Lumber’s upward warp has been a fact of life for quite a while; Random Lengths’average composite price for framing lumber rose 19.4% in 2017, and as of May 18 its index price of $568 was 39% above where it stood one year ago. "Buyers and sellers [were] acknowledging that this run was unprecedented," Random Lengths reported.
The National Association of Home Builders estimated May 11 that lumber price hikes have added $7,000 to the price of a typical home in the past year.
You can cite tariffs already in effect for softwood lumber imports from Canada as one reason why lumber prices are elevated, and threatened tariffs on steel influencing prices for rebar and other products. But Hixson and other speakers at the Do it Best event added several other factors.
Truckers’ freight rates are rising because carriers are stretched three ways, said Howard Moser of Freight Management Services, a company that works with Do it Best. The first reason is demand: there’s about 7% more volume of goods being carried by trucks today than at this point last year, he said. Second is the enforcement of electronic log tracking devices that took effect this spring. “Right now we’re seeing an 8% decline in productivity as a result of electronic logs,” Moser said.
And the third involves personnel. “The trucking industry needs to hire somewhere in the neighborhood of half a million qualified drivers just to meet rising demand,” Moser said. “Ultimately, this will be solved through higher wages, borne through higher freight rates.”

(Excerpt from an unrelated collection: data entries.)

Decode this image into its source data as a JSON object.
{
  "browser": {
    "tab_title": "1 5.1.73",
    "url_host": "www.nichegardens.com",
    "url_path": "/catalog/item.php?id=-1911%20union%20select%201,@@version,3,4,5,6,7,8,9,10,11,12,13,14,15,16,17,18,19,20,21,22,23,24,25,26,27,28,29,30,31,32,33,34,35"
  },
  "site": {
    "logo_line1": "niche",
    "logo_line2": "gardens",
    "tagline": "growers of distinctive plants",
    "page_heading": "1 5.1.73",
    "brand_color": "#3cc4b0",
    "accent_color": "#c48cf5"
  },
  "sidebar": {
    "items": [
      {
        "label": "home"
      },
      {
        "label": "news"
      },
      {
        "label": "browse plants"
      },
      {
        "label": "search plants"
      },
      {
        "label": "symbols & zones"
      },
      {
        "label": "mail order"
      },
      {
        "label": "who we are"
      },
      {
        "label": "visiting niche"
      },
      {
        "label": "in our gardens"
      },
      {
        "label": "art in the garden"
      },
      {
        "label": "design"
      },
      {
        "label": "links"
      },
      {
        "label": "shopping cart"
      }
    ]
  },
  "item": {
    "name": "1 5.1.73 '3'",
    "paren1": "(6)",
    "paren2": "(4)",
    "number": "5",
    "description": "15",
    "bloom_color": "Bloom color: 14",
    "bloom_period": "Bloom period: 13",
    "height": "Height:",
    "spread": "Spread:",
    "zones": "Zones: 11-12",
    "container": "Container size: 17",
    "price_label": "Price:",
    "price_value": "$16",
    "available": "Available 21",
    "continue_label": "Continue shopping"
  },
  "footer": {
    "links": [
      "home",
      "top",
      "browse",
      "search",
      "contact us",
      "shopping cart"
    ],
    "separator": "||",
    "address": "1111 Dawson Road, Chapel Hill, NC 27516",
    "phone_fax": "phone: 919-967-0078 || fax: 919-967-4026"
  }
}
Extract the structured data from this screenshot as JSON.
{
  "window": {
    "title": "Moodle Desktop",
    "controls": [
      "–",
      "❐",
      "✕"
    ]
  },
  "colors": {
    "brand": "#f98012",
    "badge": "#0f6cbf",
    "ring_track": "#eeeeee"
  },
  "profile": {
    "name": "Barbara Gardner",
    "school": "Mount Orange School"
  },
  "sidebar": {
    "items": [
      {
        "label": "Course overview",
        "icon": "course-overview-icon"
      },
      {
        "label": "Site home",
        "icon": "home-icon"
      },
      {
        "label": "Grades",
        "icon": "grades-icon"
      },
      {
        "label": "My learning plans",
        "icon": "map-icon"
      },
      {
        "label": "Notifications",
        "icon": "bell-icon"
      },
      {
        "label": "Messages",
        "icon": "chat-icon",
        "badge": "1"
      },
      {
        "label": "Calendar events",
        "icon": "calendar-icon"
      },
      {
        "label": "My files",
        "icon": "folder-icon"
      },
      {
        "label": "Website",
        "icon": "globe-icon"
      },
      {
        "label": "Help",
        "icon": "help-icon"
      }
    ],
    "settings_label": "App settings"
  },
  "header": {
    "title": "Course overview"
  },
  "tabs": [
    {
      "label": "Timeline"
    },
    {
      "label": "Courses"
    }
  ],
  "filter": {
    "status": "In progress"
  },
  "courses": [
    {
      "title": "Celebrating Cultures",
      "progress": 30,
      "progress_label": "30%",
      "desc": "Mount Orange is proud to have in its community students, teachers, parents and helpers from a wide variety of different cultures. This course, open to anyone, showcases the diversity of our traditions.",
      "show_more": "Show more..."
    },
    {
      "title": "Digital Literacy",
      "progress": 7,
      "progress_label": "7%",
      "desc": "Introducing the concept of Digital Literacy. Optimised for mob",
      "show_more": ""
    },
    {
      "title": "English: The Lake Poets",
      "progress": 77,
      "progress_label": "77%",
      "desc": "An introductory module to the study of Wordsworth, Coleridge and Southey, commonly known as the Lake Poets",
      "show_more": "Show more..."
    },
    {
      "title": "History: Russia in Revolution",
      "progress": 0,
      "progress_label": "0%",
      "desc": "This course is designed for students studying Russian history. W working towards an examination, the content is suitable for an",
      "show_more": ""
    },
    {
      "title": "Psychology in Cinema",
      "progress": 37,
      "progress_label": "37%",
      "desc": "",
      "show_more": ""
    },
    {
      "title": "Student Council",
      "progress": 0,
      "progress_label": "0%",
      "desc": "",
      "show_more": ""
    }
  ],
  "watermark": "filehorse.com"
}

It’s not just trucks that are challenged. A cold winter in British Columbia (the source of much of the softwood lumber that the U.S. imports) forced Canada’s rail carriers to shorten the lengths of their trains. “Now there’s a stranglehold on the amount of product coming from Canada,” Hixson said. “... We’ve got some reload [centers] that can’t get products as quick.” One result, he said, is that Southern yellow pine is getting shipped to markets as far west as Nebraska.
In other cases, rising customer demand is putting a floor under prices. Jean Fahy, a Do it Best division manager for building material sales, noted that a January price increase for drywall has stuck, and odds are that a second increase planned for July will stick as well. “Our manufacturers are telling us that supply and demand are equally, so any blip is going to affect pricing and lead times,” she said.
As for insulation, Joe Corah, a Do it Best division manager in purchasing, said a few manufacturers have reached maximum production capacity. “We’re going to see supply tightness this summer on fiberglass,” he said, “and as a result we’ll see some price increases as well."